Evaluation of Implementation Outcomes Associated with IPAF
Data Collection
Feasibility
We evaluated feasibility by whether we were able to collect rates of individual staff’s target behaviors. Staff were to document these behaviors in new EHR data fields to enable monthly audits. Information technology staff were to report rates of these behaviors monthly to the implementation team. Additionally, we evaluated the degree of staff participation in IPAF sessions, based on team records including notes from facilitators and debriefing sessions facilitators had with other team members after each IPAF session. We assessed both staff’s attendance at feedback sessions and their engagement in planned steps for behavior change during these sessions.
Acceptability
We evaluated staff’s opinions with selected items from a 22-item written questionnaire. Staff answered anonymously at month six. Consistent with SDT concepts, participants reported the degree to which the project team listened to them, responded to their ideas, flexibly tailored protocols, addressed barriers, and collaborated in planning. Participants responded on a 5-point scale from 1, “not at all” to 5, “extremely”. We also asked staff for comments at the end of the questionnaires. Finally, team records, including facilitator notes and post-session debriefings, documented the degree of participants’ engagement during the one-to-one feedback sessions.
Fidelity
We evaluated fidelity based on monthly IPAF worksheets and staff questionnaire responses. Completion of all sections of the IPAF worksheet for each session indicated fidelity of delivery. We evaluated fidelity of receipt with relevant questionnaire items, including feedback based on SDT and SRT. These included the extent to which participants felt respected by staff, found problem-solving helpful, and experienced goal setting as motivational during the feedback sessions.
Adoption
We measured staff’s rates of target behaviors, consistent with the Check-Advise-Connect structure and SDT/SRT reinforced A&F for the two interventions. We defined adoption of the Check behavior as the rate of confirming the CVD risk factor: re-measuring high BPs or asking about readiness to quit tobacco. We defined adoption of the Connect behavior as the rate of offering follow-up: appointments with primary care for high BP, or electronic referrals for counseling calls from the tobacco quit line. Moreover, in addition to actual rates, our theories suggest that intentions and perceived confidence can predict behavior. On the monthly IPAF worksheets, we evaluated staff’s goals for future rates of target behaviors to reflect intentions at the first and last interactive session. In questionnaires, we asked staff to rate their perceived confidence in addressing CVD risk factors pre- and post-intervention, on a 5-point scale, retrospectively for clinics A, B, and C and prospectively for clinic D.
Analyses
We generated descriptive statistics, including frequencies and standard deviations, for responses to questionnaire items and target behaviors. Paired t-tests were used to compare staff’s pre- and post-questionnaire responses.

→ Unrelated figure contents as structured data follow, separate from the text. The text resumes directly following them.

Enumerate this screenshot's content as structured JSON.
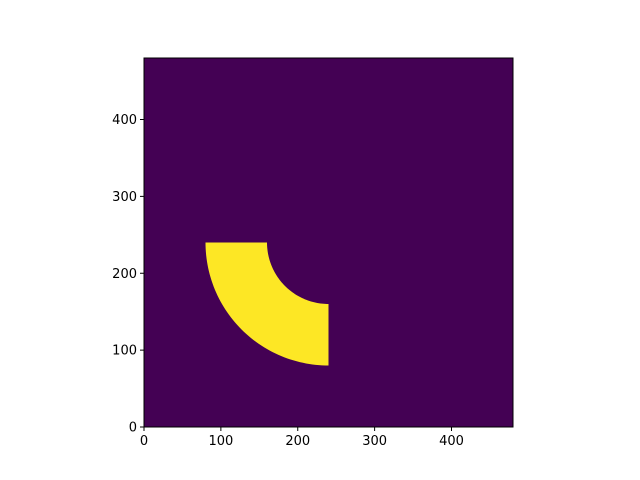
{
  "chart_data": {
    "type": "heatmap",
    "title": "",
    "xlabel": "",
    "ylabel": "",
    "xlim": [
      0,
      480
    ],
    "ylim": [
      0,
      480
    ],
    "x_ticks": [
      0,
      100,
      200,
      300,
      400
    ],
    "y_ticks": [
      0,
      100,
      200,
      300,
      400
    ],
    "x_tick_labels": [
      "0",
      "100",
      "200",
      "300",
      "400"
    ],
    "y_tick_labels": [
      "0",
      "100",
      "200",
      "300",
      "400"
    ],
    "grid": false,
    "colormap": "viridis",
    "background_value": 0,
    "shape_value": 1,
    "colors": {
      "background": "#440154",
      "shape": "#fde725"
    },
    "shape": {
      "kind": "annular-sector",
      "center": [
        240,
        240
      ],
      "inner_radius": 80,
      "outer_radius": 160,
      "angle_start_deg": 180,
      "angle_end_deg": 270
    }
  }
}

Protection of Human Participants
Our project received approval through the University of Wisconsin-Madison’s Health Sciences Institutional Review Board and the Gundersen Health System’s Institutional Review Board. According to policies covering research activities at both institutions, our project met exemption criteria for operational improvement activities, with permission to publish. We summarized participants’ data in aggregate and did not share individual audits with the supervisors of participants.